If history repeats itself, there’s a bad omen in how financial markets have reacted to the collapse of SVB Financial.
The S&P 500
SPX,
has gained 7% and the Nasdaq Composite
COMP,
has gained 10% in the two months after the collapse of SVB. When Bear Stearns collapsed in March 2008, having to get rescued by JPMorgan Chase, the S&P 500 rose 11% and the Nasdaq jumped 15% in the next two months.
“Just as then credit & tech lead a 10-week rally which reversed in Q3, but unlike then defensives outperforming cyclicals as REITs, banks, energy, small caps currently tattooed with ‘hard landing,’” says BofA strategists led by Michael Hartnett.

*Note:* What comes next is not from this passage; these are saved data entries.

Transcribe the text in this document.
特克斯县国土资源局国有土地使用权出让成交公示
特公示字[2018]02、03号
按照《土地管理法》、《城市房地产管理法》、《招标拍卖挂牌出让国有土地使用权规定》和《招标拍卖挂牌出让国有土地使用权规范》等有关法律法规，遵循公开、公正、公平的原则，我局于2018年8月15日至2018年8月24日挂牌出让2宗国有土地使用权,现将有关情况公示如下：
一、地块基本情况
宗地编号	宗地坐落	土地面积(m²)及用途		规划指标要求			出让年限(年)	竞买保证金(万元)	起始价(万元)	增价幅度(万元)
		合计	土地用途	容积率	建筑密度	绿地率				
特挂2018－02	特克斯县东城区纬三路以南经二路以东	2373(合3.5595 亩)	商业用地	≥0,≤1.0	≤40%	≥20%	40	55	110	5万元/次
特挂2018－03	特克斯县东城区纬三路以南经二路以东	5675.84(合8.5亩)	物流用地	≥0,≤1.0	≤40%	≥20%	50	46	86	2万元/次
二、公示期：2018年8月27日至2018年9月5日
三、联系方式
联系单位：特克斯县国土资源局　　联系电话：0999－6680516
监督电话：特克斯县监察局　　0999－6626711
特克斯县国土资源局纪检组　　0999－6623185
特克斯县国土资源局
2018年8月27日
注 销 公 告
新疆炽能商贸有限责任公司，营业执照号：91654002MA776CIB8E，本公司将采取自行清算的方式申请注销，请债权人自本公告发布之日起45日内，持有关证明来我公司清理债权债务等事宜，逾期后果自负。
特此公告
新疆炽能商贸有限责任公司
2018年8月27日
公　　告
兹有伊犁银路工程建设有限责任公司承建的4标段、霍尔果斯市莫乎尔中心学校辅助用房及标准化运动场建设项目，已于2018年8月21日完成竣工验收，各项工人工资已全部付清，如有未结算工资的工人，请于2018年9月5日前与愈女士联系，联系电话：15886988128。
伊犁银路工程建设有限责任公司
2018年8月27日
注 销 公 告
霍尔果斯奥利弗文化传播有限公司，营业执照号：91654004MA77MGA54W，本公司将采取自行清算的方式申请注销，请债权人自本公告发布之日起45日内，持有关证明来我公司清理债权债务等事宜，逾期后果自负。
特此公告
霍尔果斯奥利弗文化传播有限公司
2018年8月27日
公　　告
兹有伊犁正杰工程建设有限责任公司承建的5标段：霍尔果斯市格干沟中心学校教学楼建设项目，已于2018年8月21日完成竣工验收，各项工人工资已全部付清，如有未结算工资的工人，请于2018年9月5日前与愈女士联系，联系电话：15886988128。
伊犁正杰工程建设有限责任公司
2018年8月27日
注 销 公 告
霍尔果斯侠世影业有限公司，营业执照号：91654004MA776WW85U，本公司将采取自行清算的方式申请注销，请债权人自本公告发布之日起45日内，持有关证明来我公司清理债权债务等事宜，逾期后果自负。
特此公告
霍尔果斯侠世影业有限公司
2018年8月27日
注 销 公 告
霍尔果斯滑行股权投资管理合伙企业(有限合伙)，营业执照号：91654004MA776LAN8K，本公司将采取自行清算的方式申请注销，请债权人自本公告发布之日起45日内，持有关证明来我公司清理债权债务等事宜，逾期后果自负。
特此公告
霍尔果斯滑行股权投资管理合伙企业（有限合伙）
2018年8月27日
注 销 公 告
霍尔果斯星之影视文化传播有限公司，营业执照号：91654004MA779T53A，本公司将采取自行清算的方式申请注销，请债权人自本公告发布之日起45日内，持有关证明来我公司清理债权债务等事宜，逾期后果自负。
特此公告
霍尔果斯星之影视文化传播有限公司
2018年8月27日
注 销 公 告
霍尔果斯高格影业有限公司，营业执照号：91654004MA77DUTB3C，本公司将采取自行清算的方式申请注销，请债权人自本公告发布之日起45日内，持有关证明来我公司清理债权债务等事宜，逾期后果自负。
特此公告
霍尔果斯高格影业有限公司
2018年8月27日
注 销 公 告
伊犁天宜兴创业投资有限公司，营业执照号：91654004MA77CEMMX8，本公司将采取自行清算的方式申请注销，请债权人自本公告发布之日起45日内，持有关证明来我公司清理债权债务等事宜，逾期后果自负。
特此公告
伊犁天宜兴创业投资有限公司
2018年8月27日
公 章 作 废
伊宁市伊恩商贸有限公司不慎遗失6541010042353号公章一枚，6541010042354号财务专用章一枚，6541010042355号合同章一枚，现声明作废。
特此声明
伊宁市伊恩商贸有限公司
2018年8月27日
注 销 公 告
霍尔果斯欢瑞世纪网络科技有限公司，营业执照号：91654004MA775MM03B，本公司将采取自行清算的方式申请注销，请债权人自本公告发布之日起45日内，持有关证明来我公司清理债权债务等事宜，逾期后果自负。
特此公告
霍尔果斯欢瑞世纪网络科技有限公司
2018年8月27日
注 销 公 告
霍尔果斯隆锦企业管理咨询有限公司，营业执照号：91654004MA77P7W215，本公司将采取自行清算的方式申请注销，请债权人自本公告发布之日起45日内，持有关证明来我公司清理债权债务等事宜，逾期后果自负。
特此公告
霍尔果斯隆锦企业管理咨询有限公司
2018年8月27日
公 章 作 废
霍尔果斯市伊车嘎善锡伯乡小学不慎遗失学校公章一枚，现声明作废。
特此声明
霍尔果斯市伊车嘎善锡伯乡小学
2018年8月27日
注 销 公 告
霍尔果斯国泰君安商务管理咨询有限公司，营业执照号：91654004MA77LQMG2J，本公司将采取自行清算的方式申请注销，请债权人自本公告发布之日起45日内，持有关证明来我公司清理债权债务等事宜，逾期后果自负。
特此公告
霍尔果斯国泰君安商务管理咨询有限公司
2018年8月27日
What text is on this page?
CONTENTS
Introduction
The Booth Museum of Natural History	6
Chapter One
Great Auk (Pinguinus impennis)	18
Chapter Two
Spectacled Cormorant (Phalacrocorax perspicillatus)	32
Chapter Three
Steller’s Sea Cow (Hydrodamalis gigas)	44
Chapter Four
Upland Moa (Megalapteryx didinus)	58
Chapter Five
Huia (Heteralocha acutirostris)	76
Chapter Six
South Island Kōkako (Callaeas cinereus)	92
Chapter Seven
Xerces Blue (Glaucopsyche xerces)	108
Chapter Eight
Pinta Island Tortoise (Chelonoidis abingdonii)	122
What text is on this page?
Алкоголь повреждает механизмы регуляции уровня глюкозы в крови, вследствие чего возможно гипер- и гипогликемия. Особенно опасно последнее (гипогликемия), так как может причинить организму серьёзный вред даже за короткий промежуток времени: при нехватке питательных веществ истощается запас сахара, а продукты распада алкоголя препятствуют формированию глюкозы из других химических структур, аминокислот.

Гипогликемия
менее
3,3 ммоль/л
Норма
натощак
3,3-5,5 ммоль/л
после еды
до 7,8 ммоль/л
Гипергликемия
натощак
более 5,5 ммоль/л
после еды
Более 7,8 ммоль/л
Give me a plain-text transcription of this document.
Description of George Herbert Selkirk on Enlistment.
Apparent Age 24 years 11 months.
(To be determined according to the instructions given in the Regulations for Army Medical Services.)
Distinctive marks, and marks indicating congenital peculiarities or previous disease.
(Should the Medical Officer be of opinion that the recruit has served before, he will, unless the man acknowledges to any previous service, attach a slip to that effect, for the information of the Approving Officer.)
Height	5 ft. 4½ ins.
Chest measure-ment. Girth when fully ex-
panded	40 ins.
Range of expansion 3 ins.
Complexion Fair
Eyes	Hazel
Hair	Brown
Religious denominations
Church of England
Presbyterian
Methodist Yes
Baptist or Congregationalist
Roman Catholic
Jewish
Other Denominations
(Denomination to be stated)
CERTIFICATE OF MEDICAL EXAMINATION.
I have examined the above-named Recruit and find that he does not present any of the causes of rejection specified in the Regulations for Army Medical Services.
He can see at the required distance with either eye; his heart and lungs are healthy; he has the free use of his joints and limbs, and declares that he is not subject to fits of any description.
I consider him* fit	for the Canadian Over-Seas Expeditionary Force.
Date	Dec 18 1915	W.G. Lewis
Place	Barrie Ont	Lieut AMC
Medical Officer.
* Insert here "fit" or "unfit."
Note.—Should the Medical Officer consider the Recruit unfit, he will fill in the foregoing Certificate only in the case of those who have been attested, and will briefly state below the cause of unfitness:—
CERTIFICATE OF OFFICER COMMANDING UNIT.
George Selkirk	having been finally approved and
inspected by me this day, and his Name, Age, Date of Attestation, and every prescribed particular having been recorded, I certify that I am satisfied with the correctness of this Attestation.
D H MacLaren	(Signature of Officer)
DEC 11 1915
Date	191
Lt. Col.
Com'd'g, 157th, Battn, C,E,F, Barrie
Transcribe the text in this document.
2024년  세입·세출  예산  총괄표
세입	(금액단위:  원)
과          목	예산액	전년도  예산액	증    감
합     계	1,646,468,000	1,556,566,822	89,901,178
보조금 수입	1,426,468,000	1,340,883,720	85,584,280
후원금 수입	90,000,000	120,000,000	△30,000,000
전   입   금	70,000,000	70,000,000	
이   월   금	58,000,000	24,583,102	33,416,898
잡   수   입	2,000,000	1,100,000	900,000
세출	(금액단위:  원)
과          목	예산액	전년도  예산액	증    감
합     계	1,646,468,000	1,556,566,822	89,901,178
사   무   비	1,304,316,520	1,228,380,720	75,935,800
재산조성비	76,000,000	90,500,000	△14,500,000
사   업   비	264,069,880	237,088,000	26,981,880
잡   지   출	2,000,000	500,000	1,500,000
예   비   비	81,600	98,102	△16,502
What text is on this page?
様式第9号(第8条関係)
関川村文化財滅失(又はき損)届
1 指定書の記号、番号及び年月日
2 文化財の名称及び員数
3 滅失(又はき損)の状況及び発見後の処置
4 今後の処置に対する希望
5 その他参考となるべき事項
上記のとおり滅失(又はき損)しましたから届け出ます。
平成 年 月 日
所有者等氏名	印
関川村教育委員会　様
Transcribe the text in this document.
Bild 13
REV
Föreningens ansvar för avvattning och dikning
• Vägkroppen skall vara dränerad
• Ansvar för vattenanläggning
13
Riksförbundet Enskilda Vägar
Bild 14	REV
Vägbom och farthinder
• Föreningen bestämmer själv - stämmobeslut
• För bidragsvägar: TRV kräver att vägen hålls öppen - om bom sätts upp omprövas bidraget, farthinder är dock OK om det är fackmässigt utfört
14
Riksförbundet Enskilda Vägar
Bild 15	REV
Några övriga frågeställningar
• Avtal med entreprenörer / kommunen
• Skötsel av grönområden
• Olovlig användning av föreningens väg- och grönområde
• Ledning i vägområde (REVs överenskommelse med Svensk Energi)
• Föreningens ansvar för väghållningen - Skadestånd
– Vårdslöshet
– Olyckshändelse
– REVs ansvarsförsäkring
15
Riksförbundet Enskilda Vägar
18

Of course, things got much worse in 2008 — the S&P 500 skidded 38% that year.
A recession now, the BofA strategists say, would crack credit and tech stocks, just as in 2008, but negative payrolls would likely be a buy catalyst for cyclical stocks this year.
They drew on the U.K. experience to show why financial markets, apart from some maneuvering in short-term yields and credit-default swap contracts, are unbothered by debt-ceiling wrangling.
“If political kabuki ends in risk-off drama, then Fed does QE (like Bank of England last October),” he said. “This [is] why other assets classes not worried.”
The Bank of England stepped in to buy longer-dated government bonds after turmoil in financial markets and pension funds in particular following a budget plan that has since been reversed.